Publication year - 2016
Publication title -
insect molecular biology
Language(s) - English
Resource type - Journals
SCImago Journal Rank - 0.955
H-Index - 93
eISSN - 1365-2583
pISSN - 0962-1075
DOI - 10.1111/imb.12261
Subject(s) - biology , pheromone , botany , computational biology
A full‐length cDNA encoding Cydia pomonella pheromone binding protein 1 (CpomPBP1) was cloned and characterized.

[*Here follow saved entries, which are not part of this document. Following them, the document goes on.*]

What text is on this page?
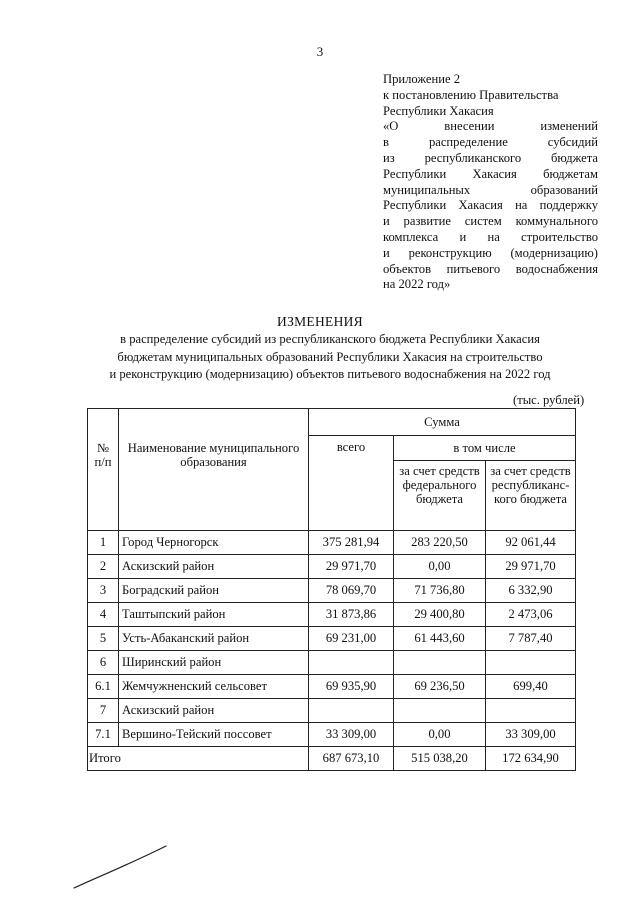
3
Приложение 2
к постановлению Правительства
Республики Хакасия
«О внесении изменений
в распределение субсидий
из республиканского бюджета
Республики Хакасия бюджетам
муниципальных образований
Республики Хакасия на поддержку
и развитие систем коммунального
комплекса и на строительство
и реконструкцию (модернизацию)
объектов питьевого водоснабжения
на 2022 год»
ИЗМЕНЕНИЯ
в распределение субсидий из республиканского бюджета Республики Хакасия
бюджетам муниципальных образований Республики Хакасия на строительство
и реконструкцию (модернизацию) объектов питьевого водоснабжения на 2022 год
(тыс. рублей)
№ п/п	Наименование муниципального образования	Сумма		
		всего	в том числе	
			за счет средств федерального бюджета	за счет средств республиканс-кого бюджета
1	Город Черногорск	375 281,94	283 220,50	92 061,44
2	Аскизский район	29 971,70	0,00	29 971,70
3	Боградский район	78 069,70	71 736,80	6 332,90
4	Таштыпский район	31 873,86	29 400,80	2 473,06
5	Усть-Абаканский район	69 231,00	61 443,60	7 787,40
6	Ширинский район			
6.1	Жемчужненский сельсовет	69 935,90	69 236,50	699,40
7	Аскизский район			
7.1	Вершино-Тейский поссовет	33 309,00	0,00	33 309,00
Итого		687 673,10	515 038,20	172 634,90
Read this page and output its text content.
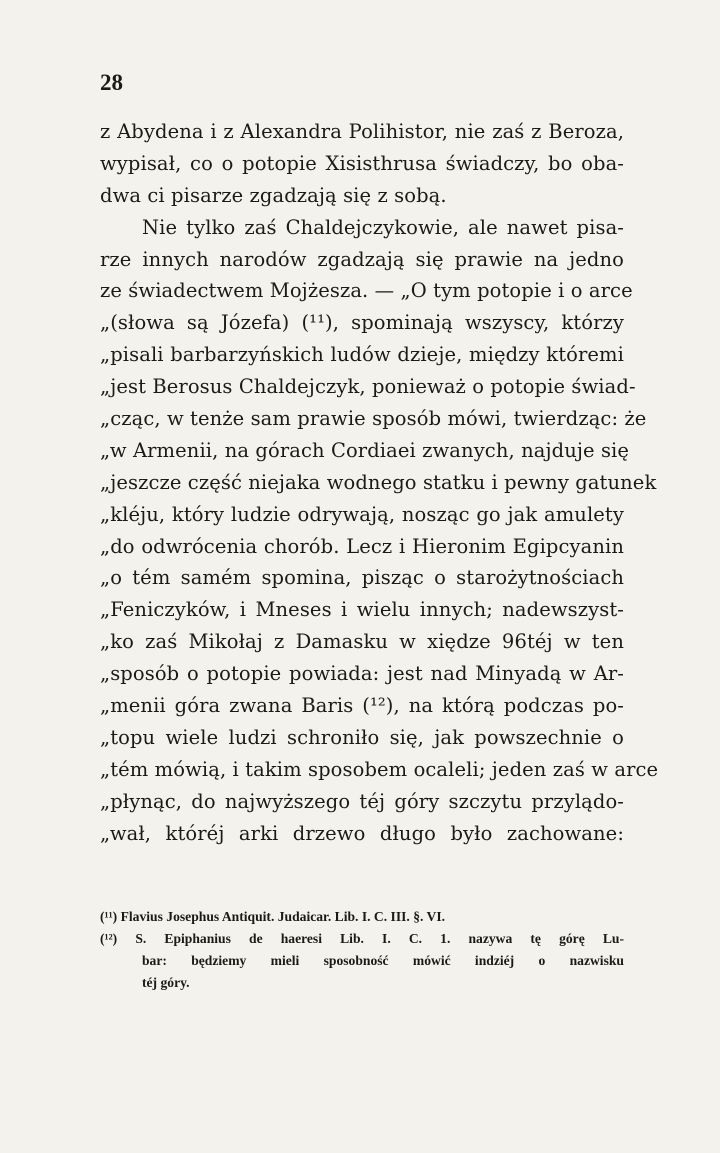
28
z Abydena i z Alexandra Polihistor, nie zaś z Beroza,
wypisał, co o potopie Xisisthrusa świadczy, bo oba-
dwa ci pisarze zgadzają się z sobą.
Nie tylko zaś Chaldejczykowie, ale nawet pisa-
rze innych narodów zgadzają się prawie na jedno
ze świadectwem Mojżesza. — „O tym potopie i o arce
„(słowa są Józefa) (¹¹), spominają wszyscy, którzy
„pisali barbarzyńskich ludów dzieje, między któremi
„jest Berosus Chaldejczyk, ponieważ o potopie świad-
„cząc, w tenże sam prawie sposób mówi, twierdząc: że
„w Armenii, na górach Cordiaei zwanych, najduje się
„jeszcze część niejaka wodnego statku i pewny gatunek
„kléju, który ludzie odrywają, nosząc go jak amulety
„do odwrócenia chorób. Lecz i Hieronim Egipcyanin
„o tém samém spomina, pisząc o starożytnościach
„Feniczyków, i Mneses i wielu innych; nadewszyst-
„ko zaś Mikołaj z Damasku w xiędze 96téj w ten
„sposób o potopie powiada: jest nad Minyadą w Ar-
„menii góra zwana Baris (¹²), na którą podczas po-
„topu wiele ludzi schroniło się, jak powszechnie o
„tém mówią, i takim sposobem ocaleli; jeden zaś w arce
„płynąc, do najwyższego téj góry szczytu przylądo-
„wał, któréj arki drzewo długo było zachowane:
(¹¹) Flavius Josephus Antiquit. Judaicar. Lib. I. C. III. §. VI.
(¹²) S. Epiphanius de haeresi Lib. I. C. 1. nazywa tę górę Lu-
bar: będziemy mieli sposobność mówić indziéj o nazwisku
téj góry.
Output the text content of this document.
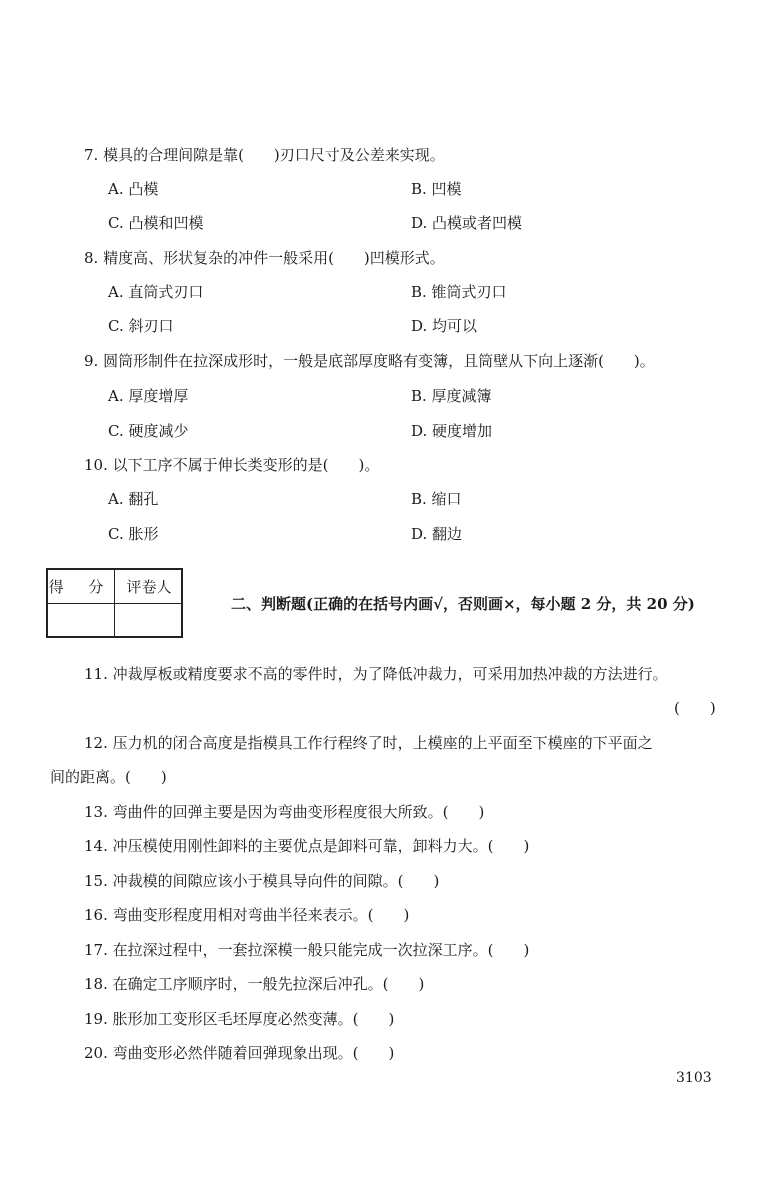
7. 模具的合理间隙是靠(　　)刃口尺寸及公差来实现。
A. 凸模	B. 凹模
C. 凸模和凹模	D. 凸模或者凹模
8. 精度高、形状复杂的冲件一般采用(　　)凹模形式。
A. 直筒式刃口	B. 锥筒式刃口
C. 斜刃口	D. 均可以
9. 圆筒形制件在拉深成形时，一般是底部厚度略有变簿，且筒壁从下向上逐渐(　　)。
A. 厚度增厚	B. 厚度减簿
C. 硬度减少	D. 硬度增加
10. 以下工序不属于伸长类变形的是(　　)。
A. 翻孔	B. 缩口
C. 胀形	D. 翻边
得 分 评卷人
二、判断题(正确的在括号内画√，否则画×，每小题 2 分，共 20 分)
11. 冲裁厚板或精度要求不高的零件时，为了降低冲裁力，可采用加热冲裁的方法进行。
(　　)
12. 压力机的闭合高度是指模具工作行程终了时，上模座的上平面至下模座的下平面之
间的距离。(　　)
13. 弯曲件的回弹主要是因为弯曲变形程度很大所致。(　　)
14. 冲压模使用刚性卸料的主要优点是卸料可靠，卸料力大。(　　)
15. 冲裁模的间隙应该小于模具导向件的间隙。(　　)
16. 弯曲变形程度用相对弯曲半径来表示。(　　)
17. 在拉深过程中，一套拉深模一般只能完成一次拉深工序。(　　)
18. 在确定工序顺序时，一般先拉深后冲孔。(　　)
19. 胀形加工变形区毛坯厚度必然变薄。(　　)
20. 弯曲变形必然伴随着回弹现象出现。(　　)
3103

CpomPBP1, possessing the typical characteristics of lepidopteran odorant binding proteins, was detected to be specifically expressed in the antennae of male and female moths at the mRNA and protein level. Soluble recombinant CpomPBP1 was subjected to in vitro binding to analyse its binding properties and to search for potentially active semiochemicals. A competitive binding assay showed that three 12‐carbon ligands, codlemone, 1‐dodecanol and E,E‐2,4‐dodecadienal, were able to bind to CpomPBP1 in decreasing order of affinity. Moreover, unlike the wild‐type CpomPBP1, the C‐terminus truncated CpomPBP1 exhibited high affinity to ligands even in an acidic environment, suggesting that the C‐terminus plays a role in preventing ligands from binding to CpomPBP1 in a lower pH environment.